Questions about training

microsoft / Deep3DFaceReconstruction

Accurate 3D Face Reconstruction with Weakly-Supervised Learning: From Single Image to Image Set (CVPRW 2019)

MIT License

2.18k stars 443 forks source link

Questions about training #129

Closed hanssssssss closed 3 years ago

hanssssssss commented 3 years ago

Hi ! I have some problems about training. Could you please tell me how big a dataset is able to produce a reasonable model ? I used 6000 faces , and the batchsize of my training is 16 , and I seted up 600 epoch to train. Is is a reasonable setting ?

Sorry for bothering you. Thanks.

YuDeng commented 3 years ago

In our experiment, we train the model with over 200k images. I think training the model with around 100k faces is reasonable. 6000 faces seems not enough.

hanssssssss commented 3 years ago

In our experiment, we train the model with over 200k images. I think training the model with around 100k faces is reasonable. 6000 faces seems not enough.

Thanks for your reply, how about the epoch? I see you set the train_maxiter = 200000, is it the epoch for the train? And I have another problems. I tried to overfit a single image, but the gamma loss was always 0 even though I add a small number (1e-5).Do you have any idea about it?

Sincerely appreciate your help.

yougusee commented 3 years ago

In our experiment, we train the model with over 200k images. I think training the model with around 100k faces is reasonable. 6000 faces seems not enough.

Thanks for your reply, how about the epoch? I see you set the train_maxiter = 200000, is it the epoch for the train? And I have another problems. I tried to overfit a single image, but the gamma loss was always 0 even though I add a small number (1e-5).Do you have any idea about it?

Sincerely appreciate your help.

Excuse me, did you meet this problem during training? FailedPreconditionError (see above for traceback): Attempting to use uninitialized value InceptionResnetV1/Repeat/block35_2/Conv2d_1x1/biases

hanssssssss commented 3 years ago

In our experiment, we train the model with over 200k images. I think training the model with around 100k faces is reasonable. 6000 faces seems not enough.

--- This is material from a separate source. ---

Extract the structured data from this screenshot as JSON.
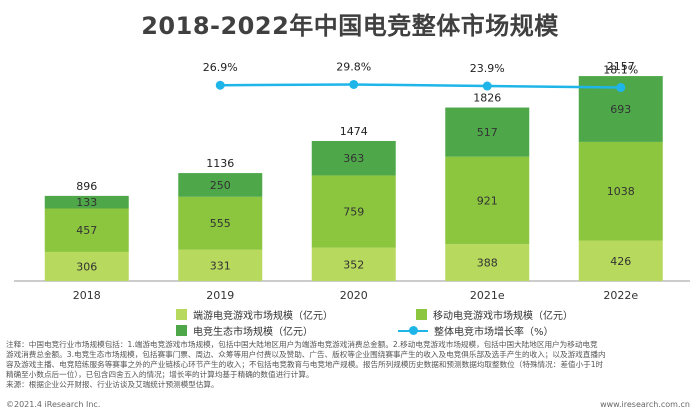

Thanks for your reply, how about the epoch? I see you set the train_maxiter = 200000, is it the epoch for the train? And I have another problems. I tried to overfit a single image, but the gamma loss was always 0 even though I add a small number (1e-5).Do you have any idea about it? Sincerely appreciate your help.

Excuse me, did you meet this problem during training? FailedPreconditionError (see above for traceback): Attempting to use uninitialized value InceptionResnetV1/Repeat/block35_2/Conv2d_1x1/biases

I used pytorch to re-implement this work. Sorry , I didn't meet the similiar problem. Maybe you didn't download the pretrained weights of the facenet.

YuDeng commented 3 years ago

In our experiment, we train the model with over 200k images. I think training the model with around 100k faces is reasonable. 6000 faces seems not enough.

Thanks for your reply, how about the epoch? I see you set the train_maxiter = 200000, is it the epoch for the train? And I have another problems. I tried to overfit a single image, but the gamma loss was always 0 even though I add a small number (1e-5).Do you have any idea about it?

Sincerely appreciate your help.

In our original experiment, we use around 260k images and train the model with a batchsize of 5 for 500k iterations. That is about 10 epochs.

I have no idea why your gamma loss is always 0. Maybe you can save the gamma output during training to see what is going wrong.

hanssssssss commented 3 years ago

In our experiment, we train the model with over 200k images. I think training the model with around 100k faces is reasonable. 6000 faces seems not enough.

Thanks for your reply, how about the epoch? I see you set the train_maxiter = 200000, is it the epoch for the train? And I have another problems. I tried to overfit a single image, but the gamma loss was always 0 even though I add a small number (1e-5).Do you have any idea about it? Sincerely appreciate your help.

In our original experiment, we use around 260k images and train the model with a batchsize of 5 for 500k iterations. That is about 10 epochs.

I have no idea why your gamma loss is always 0. Maybe you can save the gamma output during training to see what is going wrong.

Thanks for you help!!! I will try to figure what is happening with my gamma loss in my training.